Als ich klein war, habe ich dich so sehr vermisst, Mama, aber jetzt, da ich erwachsen bin, versuche ich, dich besser zu verstehen. Als Kind hat mich das alles noch viel stärker belastet. Als ich einmal allein auf dem Land war, heulte ich mich in den Schlaf, weil ich plötzlich daran denken musste, wie schlimm du aufgerissen wurdest, als ich mich auf die Welt boxte. Die Hebamme musste dich mit einer Schere aufschneiden, und der Arzt behauptete, das sei alles ihre Schuld.

Du hattest einen roten Silver Cross-Kinderwagen für mich gekauft und dir ausgemalt, wie du mit deinem Baby durch die Stadt spazieren würdest. Doch ich war zu krank, als dass dieser Traum wahr werden konnte.


Manchmal habe ich das Gefühl, ich würde mich an meine Geburt erinnern, was natürlich Quatsch ist. Ich erinnere mich nicht an sie. Aber ich habe so oft Geschichten über sie gehört, dass sie mir quicklebendig vor Augen steht. Erinnerungen sind ein geheimnisvolles Phänomen und manchmal auch reine Erfindung. Samuel Beckett hat behauptet, er erinnere sich an seine Geburt, und zwar mit Grauen. Ich weiß es nicht. Wenn einem etwas oft genug erzählt wird, wird es irgendwann zu einer Realität, die man beschreibt, als wäre man selbst dabei gewesen. So wird aus Lebensgeschichten Literatur und aus Literatur werden Lebensgeschichten. Wobei ich selbstverständlich bei meiner Geburt dabei war.

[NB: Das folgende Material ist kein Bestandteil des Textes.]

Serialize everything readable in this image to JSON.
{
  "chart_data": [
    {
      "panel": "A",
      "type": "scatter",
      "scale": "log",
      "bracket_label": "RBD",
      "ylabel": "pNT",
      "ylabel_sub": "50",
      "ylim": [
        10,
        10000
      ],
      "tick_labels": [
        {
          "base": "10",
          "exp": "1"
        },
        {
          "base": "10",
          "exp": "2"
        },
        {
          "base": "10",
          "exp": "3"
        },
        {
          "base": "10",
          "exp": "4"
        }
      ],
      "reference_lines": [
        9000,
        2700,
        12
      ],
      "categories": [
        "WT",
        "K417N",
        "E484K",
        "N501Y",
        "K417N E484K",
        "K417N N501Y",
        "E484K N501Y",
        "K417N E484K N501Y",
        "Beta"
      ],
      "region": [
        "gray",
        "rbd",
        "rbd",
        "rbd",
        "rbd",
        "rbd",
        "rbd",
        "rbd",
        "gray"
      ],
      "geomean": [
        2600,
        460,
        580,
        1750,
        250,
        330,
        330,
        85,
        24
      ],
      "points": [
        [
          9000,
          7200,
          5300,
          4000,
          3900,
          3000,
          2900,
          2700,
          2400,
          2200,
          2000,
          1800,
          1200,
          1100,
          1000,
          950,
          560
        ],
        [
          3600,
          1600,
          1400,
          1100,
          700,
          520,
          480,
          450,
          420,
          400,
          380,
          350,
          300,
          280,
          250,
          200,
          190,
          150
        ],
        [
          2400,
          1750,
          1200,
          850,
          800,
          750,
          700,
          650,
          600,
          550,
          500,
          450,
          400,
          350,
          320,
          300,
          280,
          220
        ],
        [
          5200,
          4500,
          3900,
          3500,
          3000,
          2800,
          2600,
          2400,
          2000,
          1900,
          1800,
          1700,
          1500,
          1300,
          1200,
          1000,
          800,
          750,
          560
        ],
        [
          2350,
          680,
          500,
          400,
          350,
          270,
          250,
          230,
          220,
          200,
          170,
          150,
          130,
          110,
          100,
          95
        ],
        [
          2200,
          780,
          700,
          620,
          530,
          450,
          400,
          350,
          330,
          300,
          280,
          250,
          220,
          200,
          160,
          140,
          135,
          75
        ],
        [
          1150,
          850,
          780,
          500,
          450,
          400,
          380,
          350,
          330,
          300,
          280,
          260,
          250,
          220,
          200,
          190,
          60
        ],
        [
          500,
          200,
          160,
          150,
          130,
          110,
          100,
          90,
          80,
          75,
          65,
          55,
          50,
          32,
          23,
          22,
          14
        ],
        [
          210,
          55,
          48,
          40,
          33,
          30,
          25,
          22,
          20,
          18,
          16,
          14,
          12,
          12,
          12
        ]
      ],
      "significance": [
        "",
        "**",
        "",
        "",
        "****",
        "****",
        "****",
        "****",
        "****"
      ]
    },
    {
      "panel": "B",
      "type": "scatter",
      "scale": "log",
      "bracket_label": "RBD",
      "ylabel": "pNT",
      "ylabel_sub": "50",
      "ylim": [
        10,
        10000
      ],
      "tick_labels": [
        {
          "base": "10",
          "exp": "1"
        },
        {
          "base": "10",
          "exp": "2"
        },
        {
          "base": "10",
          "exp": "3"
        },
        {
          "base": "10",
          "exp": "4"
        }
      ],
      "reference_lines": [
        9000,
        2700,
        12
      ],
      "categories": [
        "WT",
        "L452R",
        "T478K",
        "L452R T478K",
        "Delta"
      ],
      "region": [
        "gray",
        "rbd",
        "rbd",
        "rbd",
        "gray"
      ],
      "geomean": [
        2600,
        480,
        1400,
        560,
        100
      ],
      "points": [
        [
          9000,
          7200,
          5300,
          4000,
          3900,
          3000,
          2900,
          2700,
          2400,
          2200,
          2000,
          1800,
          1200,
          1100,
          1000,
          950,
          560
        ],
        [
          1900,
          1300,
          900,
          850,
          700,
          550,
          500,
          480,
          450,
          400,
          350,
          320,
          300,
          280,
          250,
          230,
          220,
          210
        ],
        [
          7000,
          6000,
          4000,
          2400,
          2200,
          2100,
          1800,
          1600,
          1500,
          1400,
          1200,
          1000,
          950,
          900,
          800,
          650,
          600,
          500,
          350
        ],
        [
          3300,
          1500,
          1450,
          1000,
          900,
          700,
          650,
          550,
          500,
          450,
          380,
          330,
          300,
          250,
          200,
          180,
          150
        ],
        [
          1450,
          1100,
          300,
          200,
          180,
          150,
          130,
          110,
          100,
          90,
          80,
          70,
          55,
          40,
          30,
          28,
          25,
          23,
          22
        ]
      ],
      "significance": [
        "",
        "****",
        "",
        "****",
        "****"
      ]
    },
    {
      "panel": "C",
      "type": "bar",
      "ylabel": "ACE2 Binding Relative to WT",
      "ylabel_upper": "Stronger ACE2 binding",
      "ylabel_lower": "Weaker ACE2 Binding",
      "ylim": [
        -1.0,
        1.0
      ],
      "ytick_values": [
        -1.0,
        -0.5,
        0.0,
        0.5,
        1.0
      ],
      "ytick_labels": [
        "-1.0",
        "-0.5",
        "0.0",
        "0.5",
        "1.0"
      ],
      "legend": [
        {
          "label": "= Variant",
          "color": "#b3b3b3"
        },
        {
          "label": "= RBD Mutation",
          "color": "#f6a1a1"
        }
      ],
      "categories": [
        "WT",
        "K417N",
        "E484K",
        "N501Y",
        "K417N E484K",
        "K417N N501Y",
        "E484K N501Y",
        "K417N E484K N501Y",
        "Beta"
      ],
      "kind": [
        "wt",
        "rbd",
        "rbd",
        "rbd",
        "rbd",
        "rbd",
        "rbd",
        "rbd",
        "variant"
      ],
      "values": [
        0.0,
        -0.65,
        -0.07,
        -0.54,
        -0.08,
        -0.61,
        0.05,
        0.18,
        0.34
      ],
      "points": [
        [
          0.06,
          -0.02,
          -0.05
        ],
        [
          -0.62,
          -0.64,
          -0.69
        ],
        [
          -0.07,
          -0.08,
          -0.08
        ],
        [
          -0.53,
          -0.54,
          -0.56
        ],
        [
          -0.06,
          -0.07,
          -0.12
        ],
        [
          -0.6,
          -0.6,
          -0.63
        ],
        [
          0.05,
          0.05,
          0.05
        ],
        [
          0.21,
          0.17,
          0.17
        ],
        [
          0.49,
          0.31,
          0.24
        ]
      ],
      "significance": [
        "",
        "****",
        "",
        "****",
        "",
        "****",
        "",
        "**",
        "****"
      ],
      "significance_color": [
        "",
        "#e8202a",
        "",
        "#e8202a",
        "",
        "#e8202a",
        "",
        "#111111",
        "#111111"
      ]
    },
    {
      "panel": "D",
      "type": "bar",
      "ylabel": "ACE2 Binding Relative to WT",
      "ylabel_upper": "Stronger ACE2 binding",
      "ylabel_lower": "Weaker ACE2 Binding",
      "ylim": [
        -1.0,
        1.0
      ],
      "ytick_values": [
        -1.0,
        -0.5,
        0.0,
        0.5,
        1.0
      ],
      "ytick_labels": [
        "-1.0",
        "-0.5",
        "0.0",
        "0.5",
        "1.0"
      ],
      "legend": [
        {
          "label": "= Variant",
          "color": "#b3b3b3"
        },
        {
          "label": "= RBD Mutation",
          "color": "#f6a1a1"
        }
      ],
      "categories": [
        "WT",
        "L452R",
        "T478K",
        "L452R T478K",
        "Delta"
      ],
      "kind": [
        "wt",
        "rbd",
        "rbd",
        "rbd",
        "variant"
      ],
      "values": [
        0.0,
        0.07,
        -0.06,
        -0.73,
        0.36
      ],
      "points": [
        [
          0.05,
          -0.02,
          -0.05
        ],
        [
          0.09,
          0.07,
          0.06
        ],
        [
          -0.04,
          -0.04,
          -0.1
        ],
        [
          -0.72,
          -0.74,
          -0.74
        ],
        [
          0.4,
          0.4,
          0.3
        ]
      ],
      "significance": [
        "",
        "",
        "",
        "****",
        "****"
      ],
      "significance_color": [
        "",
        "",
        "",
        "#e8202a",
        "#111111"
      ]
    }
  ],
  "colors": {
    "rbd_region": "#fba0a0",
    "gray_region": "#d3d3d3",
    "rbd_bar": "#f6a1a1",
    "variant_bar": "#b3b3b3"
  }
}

Und ich behaupte auch, dass ich mich richtig erinnere, dass ich in meinem Wohnzimmer in Berlin am Telefon mit dir über all das gesprochen habe. Ich wollte dir so viel sagen, Mama, als du anriefst und dich auf den Boden legtest, um dir meine Geburt ins Gedächtnis zu rufen. Aber ich erinnere mich auch, wie ich in deinem Wohnzimmer stehe und über meine Geburt rede. Sowohl in Breiðholt als auch in dem Viertel, in dem du jetzt wohnst. Wir reden nämlich immer darüber, und ich kann nie all das in Worte fassen, was ich eigentlich sagen möchte.

Es fällt mir wesentlich leichter, dir zu schreiben. Ich kann dir alles sagen, was ich dir schon immer sagen wollte, indem ich es in mein Tagebuch schreibe. In meinem Tagebuch erzähle ich dir, wie ich letzten Sommer auf der Suche nach Heilung nach England reiste. In Kent wohnt ein Freund von mir, der als Therapeut arbeitet und mir in den letzten zehn Jahren sehr geholfen hat. Ich erzähle dir die ganze Geschichte einfach so, als gäbe es nichts Selbstverständlicheres und als hätten wir kein schwieriges Verhältnis mehr.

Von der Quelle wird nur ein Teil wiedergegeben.